The MSCA and BSF mechanisms enable effective feature alignment and joint decision-making across imaging and EHR modalities, resolving dimensionality mismatches.

4. Small-Lesion Sensitivity and Class Imbalance Handling

Small-lesion detection is systematically embedded in MMCAF-Net through architectural and training design:

• The E3D-MSCA module emphasizes multi-scale, high-frequency volumetric features associated with small lesions.
• The BFPU ensures that fine-scale (high-resolution) information propagates upward and downward, maintaining sensitivity to subtle lesion cues at all feature hierarchy levels.
• Cross-attention at the finest scale enhances the integration of small-lesion indications between imaging and EHR.
• To address class imbalance, particularly for squamous cell carcinoma (with typically small lesions), the training data are oversampled so that minority classes are represented (squamous: 34 to 198), using random oversampling. No additional custom or focal loss adjustment is applied beyond standard class balancing techniques.

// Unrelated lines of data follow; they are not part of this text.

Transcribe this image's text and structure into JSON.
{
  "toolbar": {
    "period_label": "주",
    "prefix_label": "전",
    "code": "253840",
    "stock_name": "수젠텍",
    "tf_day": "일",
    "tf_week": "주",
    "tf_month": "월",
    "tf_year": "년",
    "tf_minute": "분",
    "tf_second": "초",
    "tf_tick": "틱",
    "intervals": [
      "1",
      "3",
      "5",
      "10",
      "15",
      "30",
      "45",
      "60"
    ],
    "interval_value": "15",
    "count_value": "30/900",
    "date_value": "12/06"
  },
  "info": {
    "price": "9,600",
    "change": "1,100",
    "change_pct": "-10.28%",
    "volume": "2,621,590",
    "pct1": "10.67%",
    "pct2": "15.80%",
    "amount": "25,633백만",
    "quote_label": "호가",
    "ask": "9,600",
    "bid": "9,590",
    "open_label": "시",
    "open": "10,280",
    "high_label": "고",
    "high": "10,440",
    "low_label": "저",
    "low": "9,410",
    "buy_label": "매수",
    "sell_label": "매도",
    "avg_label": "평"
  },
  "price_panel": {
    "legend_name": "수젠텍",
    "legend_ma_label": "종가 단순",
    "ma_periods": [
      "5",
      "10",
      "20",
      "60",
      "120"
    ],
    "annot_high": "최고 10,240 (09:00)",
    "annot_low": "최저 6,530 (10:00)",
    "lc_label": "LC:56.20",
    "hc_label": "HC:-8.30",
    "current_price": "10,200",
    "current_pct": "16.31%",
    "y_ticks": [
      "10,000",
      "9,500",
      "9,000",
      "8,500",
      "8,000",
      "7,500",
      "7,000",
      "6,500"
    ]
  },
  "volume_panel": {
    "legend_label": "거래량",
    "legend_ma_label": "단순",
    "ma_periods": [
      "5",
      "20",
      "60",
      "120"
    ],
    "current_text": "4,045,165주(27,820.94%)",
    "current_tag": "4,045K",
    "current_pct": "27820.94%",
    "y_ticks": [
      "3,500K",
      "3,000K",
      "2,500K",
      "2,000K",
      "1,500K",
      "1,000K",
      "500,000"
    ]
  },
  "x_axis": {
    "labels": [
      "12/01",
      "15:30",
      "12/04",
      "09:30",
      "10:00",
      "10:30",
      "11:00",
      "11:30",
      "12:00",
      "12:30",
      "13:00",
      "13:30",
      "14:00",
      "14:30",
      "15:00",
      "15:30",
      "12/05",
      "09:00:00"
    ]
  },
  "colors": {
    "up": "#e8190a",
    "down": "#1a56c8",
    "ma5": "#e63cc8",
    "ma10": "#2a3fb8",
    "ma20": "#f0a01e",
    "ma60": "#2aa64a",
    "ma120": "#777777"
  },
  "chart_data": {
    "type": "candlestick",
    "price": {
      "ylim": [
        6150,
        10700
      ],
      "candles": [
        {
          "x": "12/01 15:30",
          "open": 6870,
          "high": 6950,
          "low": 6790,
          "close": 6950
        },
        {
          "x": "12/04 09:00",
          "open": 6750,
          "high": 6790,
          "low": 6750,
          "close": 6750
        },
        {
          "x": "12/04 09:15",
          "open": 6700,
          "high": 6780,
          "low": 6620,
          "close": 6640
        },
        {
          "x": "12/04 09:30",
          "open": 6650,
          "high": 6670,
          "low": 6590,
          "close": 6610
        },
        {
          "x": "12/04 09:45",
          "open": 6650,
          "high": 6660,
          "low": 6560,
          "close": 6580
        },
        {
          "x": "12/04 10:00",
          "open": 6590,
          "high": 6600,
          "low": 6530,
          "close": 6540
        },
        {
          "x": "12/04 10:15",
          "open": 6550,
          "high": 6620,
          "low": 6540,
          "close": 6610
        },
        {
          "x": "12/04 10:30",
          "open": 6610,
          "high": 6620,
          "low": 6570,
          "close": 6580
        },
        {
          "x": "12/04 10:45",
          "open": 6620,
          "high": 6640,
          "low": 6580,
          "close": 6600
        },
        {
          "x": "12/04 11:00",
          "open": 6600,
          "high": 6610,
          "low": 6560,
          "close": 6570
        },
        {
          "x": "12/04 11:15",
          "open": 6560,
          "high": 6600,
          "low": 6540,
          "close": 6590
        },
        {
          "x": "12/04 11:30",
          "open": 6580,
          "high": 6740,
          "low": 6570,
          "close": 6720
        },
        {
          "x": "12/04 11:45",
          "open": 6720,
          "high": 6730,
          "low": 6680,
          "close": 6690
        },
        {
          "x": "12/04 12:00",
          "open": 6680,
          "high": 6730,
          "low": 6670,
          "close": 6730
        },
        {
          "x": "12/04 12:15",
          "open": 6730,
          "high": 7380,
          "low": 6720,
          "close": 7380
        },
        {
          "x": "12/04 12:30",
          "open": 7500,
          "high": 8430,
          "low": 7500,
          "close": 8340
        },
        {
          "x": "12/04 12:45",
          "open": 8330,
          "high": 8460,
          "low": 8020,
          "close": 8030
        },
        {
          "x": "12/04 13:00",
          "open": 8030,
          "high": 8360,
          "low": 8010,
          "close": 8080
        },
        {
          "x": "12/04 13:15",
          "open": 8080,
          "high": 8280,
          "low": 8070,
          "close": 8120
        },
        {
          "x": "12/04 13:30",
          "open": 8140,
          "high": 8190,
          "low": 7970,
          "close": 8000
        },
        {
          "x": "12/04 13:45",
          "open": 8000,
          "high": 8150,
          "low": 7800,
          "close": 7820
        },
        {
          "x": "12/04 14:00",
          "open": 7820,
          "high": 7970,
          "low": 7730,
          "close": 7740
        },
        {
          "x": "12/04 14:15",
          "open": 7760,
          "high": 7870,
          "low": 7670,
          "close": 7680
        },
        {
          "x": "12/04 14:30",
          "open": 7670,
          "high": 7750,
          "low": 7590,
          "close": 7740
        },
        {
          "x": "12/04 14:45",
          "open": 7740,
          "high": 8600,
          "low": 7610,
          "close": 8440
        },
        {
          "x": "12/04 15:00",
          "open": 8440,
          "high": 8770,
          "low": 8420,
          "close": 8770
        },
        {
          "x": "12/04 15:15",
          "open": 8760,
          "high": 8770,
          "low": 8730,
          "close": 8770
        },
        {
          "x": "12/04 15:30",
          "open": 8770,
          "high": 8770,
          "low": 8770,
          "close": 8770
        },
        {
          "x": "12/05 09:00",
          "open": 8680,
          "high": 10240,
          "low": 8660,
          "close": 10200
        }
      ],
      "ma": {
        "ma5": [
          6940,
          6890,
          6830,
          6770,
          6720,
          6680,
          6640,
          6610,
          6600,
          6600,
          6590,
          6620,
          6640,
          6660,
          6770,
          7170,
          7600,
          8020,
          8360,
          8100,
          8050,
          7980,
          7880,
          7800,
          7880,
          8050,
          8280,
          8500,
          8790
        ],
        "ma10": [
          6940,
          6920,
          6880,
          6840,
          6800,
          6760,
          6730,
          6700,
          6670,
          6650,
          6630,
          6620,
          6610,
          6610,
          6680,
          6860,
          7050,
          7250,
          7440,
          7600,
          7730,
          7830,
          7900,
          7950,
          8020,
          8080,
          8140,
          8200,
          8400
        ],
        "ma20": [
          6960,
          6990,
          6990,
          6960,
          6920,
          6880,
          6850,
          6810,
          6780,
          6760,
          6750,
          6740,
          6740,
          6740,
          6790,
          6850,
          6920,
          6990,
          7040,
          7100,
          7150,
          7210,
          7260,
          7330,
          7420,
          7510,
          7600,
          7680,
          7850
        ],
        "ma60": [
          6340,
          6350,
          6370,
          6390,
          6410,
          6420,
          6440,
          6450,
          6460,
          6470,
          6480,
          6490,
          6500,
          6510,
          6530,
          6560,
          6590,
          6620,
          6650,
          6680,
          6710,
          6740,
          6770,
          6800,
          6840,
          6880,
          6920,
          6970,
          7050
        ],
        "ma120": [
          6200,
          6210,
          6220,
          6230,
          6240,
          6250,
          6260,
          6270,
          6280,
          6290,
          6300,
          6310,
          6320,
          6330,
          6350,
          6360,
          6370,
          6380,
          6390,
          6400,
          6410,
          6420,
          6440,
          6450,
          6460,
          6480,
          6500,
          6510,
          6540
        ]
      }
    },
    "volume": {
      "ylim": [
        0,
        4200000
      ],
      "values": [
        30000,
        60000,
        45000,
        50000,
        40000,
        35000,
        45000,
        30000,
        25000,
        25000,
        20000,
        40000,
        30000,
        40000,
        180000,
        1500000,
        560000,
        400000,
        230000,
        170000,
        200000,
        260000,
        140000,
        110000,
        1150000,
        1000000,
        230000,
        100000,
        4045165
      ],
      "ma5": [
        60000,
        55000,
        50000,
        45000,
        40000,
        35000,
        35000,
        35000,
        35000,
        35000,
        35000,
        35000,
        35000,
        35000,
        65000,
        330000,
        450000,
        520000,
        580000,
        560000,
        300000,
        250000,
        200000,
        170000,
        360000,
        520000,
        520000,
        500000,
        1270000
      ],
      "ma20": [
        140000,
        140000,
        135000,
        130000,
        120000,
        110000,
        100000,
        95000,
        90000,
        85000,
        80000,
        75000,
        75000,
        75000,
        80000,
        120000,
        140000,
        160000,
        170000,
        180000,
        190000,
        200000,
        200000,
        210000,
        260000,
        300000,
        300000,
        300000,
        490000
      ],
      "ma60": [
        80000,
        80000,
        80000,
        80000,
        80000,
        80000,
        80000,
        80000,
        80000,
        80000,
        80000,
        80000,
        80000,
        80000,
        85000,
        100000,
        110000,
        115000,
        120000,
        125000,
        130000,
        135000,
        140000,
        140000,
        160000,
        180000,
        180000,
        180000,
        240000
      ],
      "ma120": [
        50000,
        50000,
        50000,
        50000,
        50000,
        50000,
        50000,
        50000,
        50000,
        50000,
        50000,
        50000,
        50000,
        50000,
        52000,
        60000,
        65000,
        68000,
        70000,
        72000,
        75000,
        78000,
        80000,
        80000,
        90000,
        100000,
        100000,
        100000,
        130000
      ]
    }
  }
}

These methods collectively increase discriminatory power for challenging, low-prevalence lesion instances.

5. Training Protocol and Data Processing

MMCAF-Net is trained and evaluated on the Lung-PET-CT-Dx dataset (355 subjects, CT/PET and EHR):

• Splits: Training utilizes 251 adenocarcinoma and 198 oversampled squamous carcinoma cases; validation and testing have 12 and 15 instances per class, respectively, maintaining original ratios.
• Preprocessing: Each CT/PET volume is reduced to 12 slices (192×192 pixels), with normalization and data augmentation (random rotation, sharpening, intensity normalization). Tabular categorical features are one-hot or embedded; continuous features are standardized.
• Optimization: Training uses SGD with learning rate 1e-4, weight decay 1e-2, momentum 0.9, batch size 4 (4 patients × 12 slices), for 50 epochs. The binary cross-entropy loss is used:

$$\mathcal{L}_\text{cls}(y, \hat{y}) = -\frac{1}{N} \sum_{i=1}^N \left[ y_i \log \hat{y}_i + (1-y_i) \log (1-\hat{y}_i) \right]$$

• Algorithmic Flow: Training and inference protocols are precisely described in Algorithm 1 and Algorithm 2 of the paper.

6. Empirical Evaluation

Quantitative results on the Lung-PET-CT-Dx test set demonstrate that MMCAF-Net achieves strong performance compared to six contemporary multimodal methods:

Method	AUROC	ACC	F1	Spec	Sens	PPV	NPV
PECon	0.786	0.744	0.645	0.786	0.667	0.625	0.815
MedFuse	0.786	0.721	0.571	0.821	0.533	0.615	0.767
Drfuse	0.613	0.676	0.353	0.800	0.333	0.375	0.769
MMTM	0.802	0.698	0.581	0.750	0.600	0.562	0.778
PEfusion	0.740	0.721	0.600	0.786	0.600	0.600	0.786
daft	0.727	0.729	0.667	0.786	0.650	0.684	0.759
MMCAF-Net	0.786	0.791	0.690	0.857	0.667	0.714	0.828

Key ablations demonstrate that the E3D-MSCA yields 10–15% improvements in AUROC and F1 over baseline PENet. The MSCA fusion mechanism outperforms cross-attention, late-fusion, and CLIP-aligned fusion alternatives by 5–12% in accuracy and 3–7% in AUROC.

7. Algorithmic Synopsis

The algorithmic foundations of MMCAF-Net are implemented as follows:

• Training: Each iteration applies vision encoding (feature pyramid, E3D-MSCA, BFPU), tabular encoding (KAN), multi-scale cross-attention and bidirectional scale fusion, followed by aggregation and binary classification. The total loss is minimized with SGD.
• Inference: Testing proceeds identically to training, omitting dropout.

A step-by-step pseudocode for both training and inference procedures is provided in the primary manuscript.

Summary

MMCAF-Net provides an effective, modular approach for combining volumetric imaging data with structured EHR, with particular focus on small-lesion sensitivity and scale-resolved information flow. Its technical contributions—including multiscale convolutional attention, cross-modal bidirectional attention, and integrated loss and data strategies—yield concrete advances in diagnostic accuracy, specificity, and negative predictive value for challenging clinical applications (Yu et al., 6 Aug 2025).